Namun anehnya, sebagian besar dari kita sebagai publik dunia tetap saja menelan mentah-mentah apa pun yang diberitakan -- tepatnya dipropagandakan -- oleh mereka beserta para media pendukung mereka. Fakta inilah yang melahirkan pertanyaan bagi saya, sebenarnya kita yang bodoh atau memang mereka yang jenius, sehingga begitu piawai memoles kebohongan sebagai kebenaran untuk memuluskan ambisi dan mencapai tujuan mereka?

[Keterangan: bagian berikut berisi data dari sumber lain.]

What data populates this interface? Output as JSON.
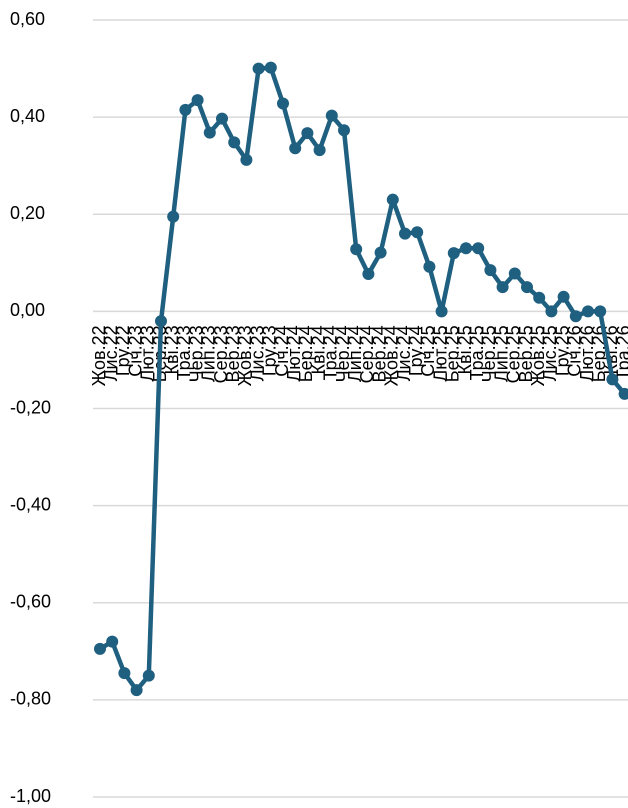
{
  "chart_data": {
    "type": "line",
    "categories": [
      "Жов.22",
      "Лис.22",
      "Гру.22",
      "Січ.23",
      "Лют.23",
      "Бер.23",
      "Кві.23",
      "Тра.23",
      "Чер.23",
      "Лип.23",
      "Сер.23",
      "Вер.23",
      "Жов.23",
      "Лис.23",
      "Гру.23",
      "Січ.24",
      "Лют.24",
      "Бер.24",
      "Кві.24",
      "Тра.24",
      "Чер.24",
      "Лип.24",
      "Сер.24",
      "Вер.24",
      "Жов.24",
      "Лис.24",
      "Гру.24",
      "Січ.25",
      "Лют.25",
      "Бер.25",
      "Кві.25",
      "Тра.25",
      "Чер.25",
      "Лип.25",
      "Сер.25",
      "Вер.25",
      "Жов.25",
      "Лис.25",
      "Гру.25",
      "Січ.26",
      "Лют.26",
      "Бер.26",
      "Кві.26",
      "Тра.26"
    ],
    "values": [
      -0.695,
      -0.68,
      -0.745,
      -0.78,
      -0.75,
      -0.02,
      0.195,
      0.415,
      0.435,
      0.368,
      0.397,
      0.348,
      0.312,
      0.5,
      0.502,
      0.428,
      0.336,
      0.367,
      0.332,
      0.403,
      0.373,
      0.128,
      0.077,
      0.121,
      0.23,
      0.16,
      0.163,
      0.092,
      0.0,
      0.12,
      0.13,
      0.13,
      0.085,
      0.05,
      0.078,
      0.05,
      0.028,
      0.0,
      0.03,
      -0.01,
      0.0,
      0.0,
      -0.14,
      -0.17
    ],
    "color": "#1f5f80",
    "ylim": [
      -1.0,
      0.6
    ],
    "yticks": [
      {
        "value": -1.0,
        "label": "-1,00"
      },
      {
        "value": -0.8,
        "label": "-0,80"
      },
      {
        "value": -0.6,
        "label": "-0,60"
      },
      {
        "value": -0.4,
        "label": "-0,40"
      },
      {
        "value": -0.2,
        "label": "-0,20"
      },
      {
        "value": 0.0,
        "label": "0,00"
      },
      {
        "value": 0.2,
        "label": "0,20"
      },
      {
        "value": 0.4,
        "label": "0,40"
      },
      {
        "value": 0.6,
        "label": "0,60"
      }
    ],
    "grid": true
  }
}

Barangkali yang paling melekat di benak publik adalah bualan Presiden Amerika Serikat saat itu, George Walker Bush, tentang Saddam Hussein yang ditudingnya memiliki senjata pemusnah massal yang bisa mengancam perdamaian dunia. Oleh sebab itu, -- narasi yang terbangun adalah -- bagaimana pun juga Saddam harus digulingkan. Setelah dunia mempercayai bualan Bush dan mendukung agresi militer Amerika ke Irak, apa yang terjadi kemudian?

Tahun 2003 Irak diserbu dan dihancur-leburkan. Baghdad luluh lantak, ribuan jiwa melayang, Saddam terguling, dan senjata pemusnah massal itu tidak ditemukan! Bush atas nama Presiden AS ternyata telah terbukti berbohong. Untuk semua kebohongan itu dan segala akibatnya, sama sekali tidak ada pernyataan penyesalan atau permintaan maaf dari Gedung Putih. Bahkan PBB pun seperti orang lumpuh yang hanya bisa diam melompong menyaksikan kebohongan dan kepongahan Amerika sang agresor.

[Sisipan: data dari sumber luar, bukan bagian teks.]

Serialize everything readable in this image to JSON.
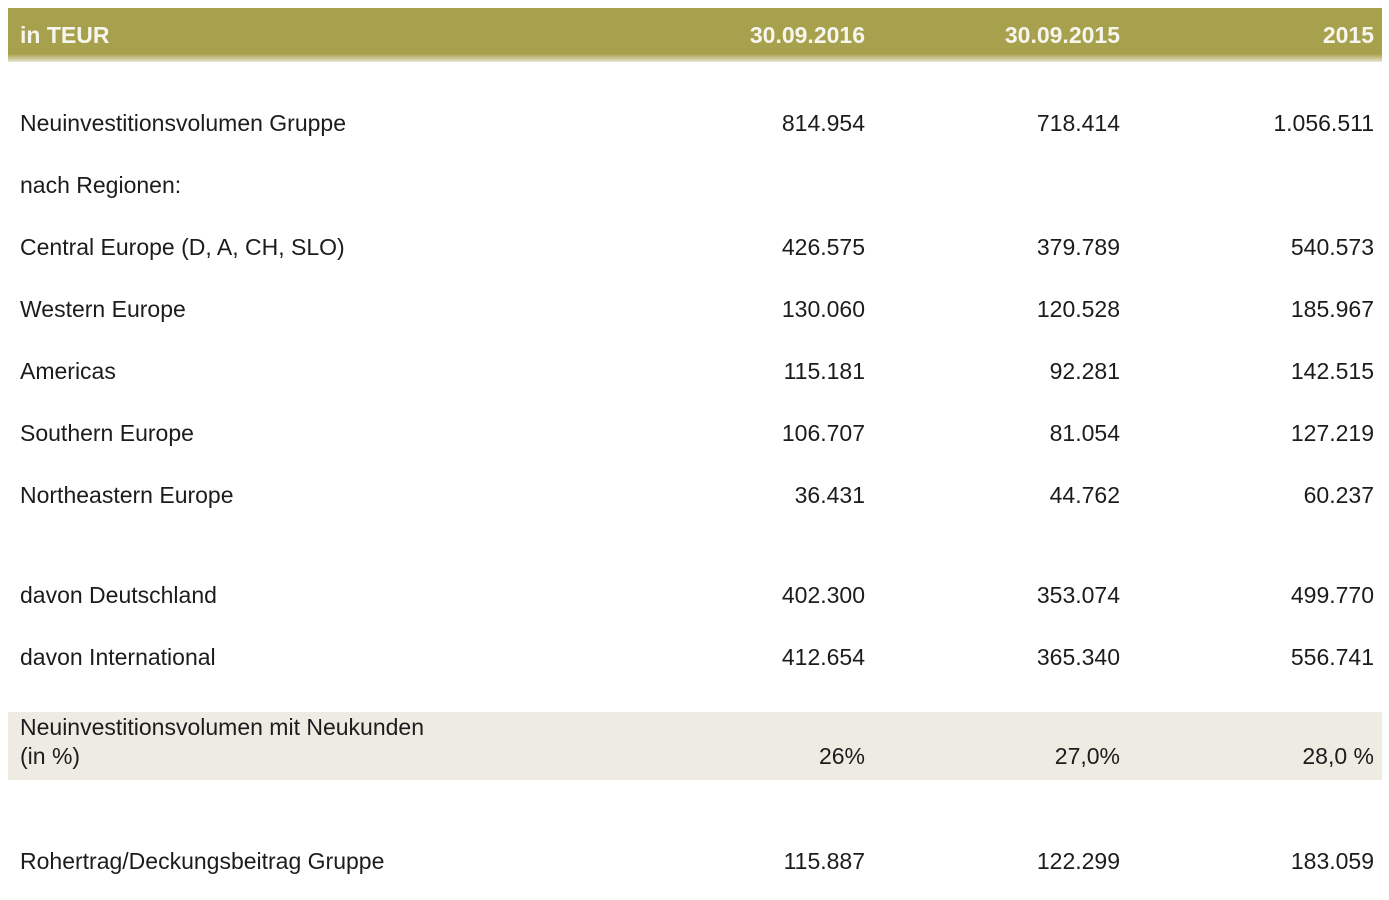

Presiden Amerika saat ini, Barack Obama, ternyata juga tidak bisa menghindar dari kutukan tradisi kebohongan Gedung Putih. Kiprah kebohongannya dimulai pada tahun 2011 dalam konflik Libya, negara terkaya di benua Afrika. Dengan dalih mendukung aspirasi rakyat Libya yang 'tertindas', dan bergandengan tangan dengan Al Qaida, NATO turun tangan melakukan 'intervensi kemanusiaan'. Tidak jauh berbeda dengan nasib Irak, Libya pun luluh lantak dan Presiden Muammar Qadafi terbunuh.

Kemudian seperti segerombolan srigala yang telah melumpuhkan sang mangsa, mereka lalu menikmati kemenangan sembari mengunyah-ngunyah mangsanya. Minyak murah Libya mengalir ke tanker-tanker sang pemenang perang, negeri Paman Sam itu. Pembangunan infrastruktur Libya yang hancur lebur jatuh ke tangan para juragan konstruksi dari negara-negara Barat. Dan kini Gedung Putih seakan juga tidak peduli dengan kekacauan yang timbul di Libya akibat agresi militer mereka.

Tidak cukup hanya di Libya, petualangan berdarah Obama akhirnya berlanjut memasuki Suriah. Masih dibawah kutukan tradisi kebohongan Gedung Putih, petualangan berbahaya di Suriah ini pun diawali dengan kebohongan yang berisi propaganda kekejaman Presiden Bashar Al Assad yang 'Syiah' -- padahal seorang Alawi -- terhadap penduduk Suriah yang Sunni. Padahal sebelum meletusnya pemberontakan bersenjata yang disponsori oleh Barat dan monarki Arab itu, tidak ada berita-berita yang menyebutkan kekejaman Al Assad.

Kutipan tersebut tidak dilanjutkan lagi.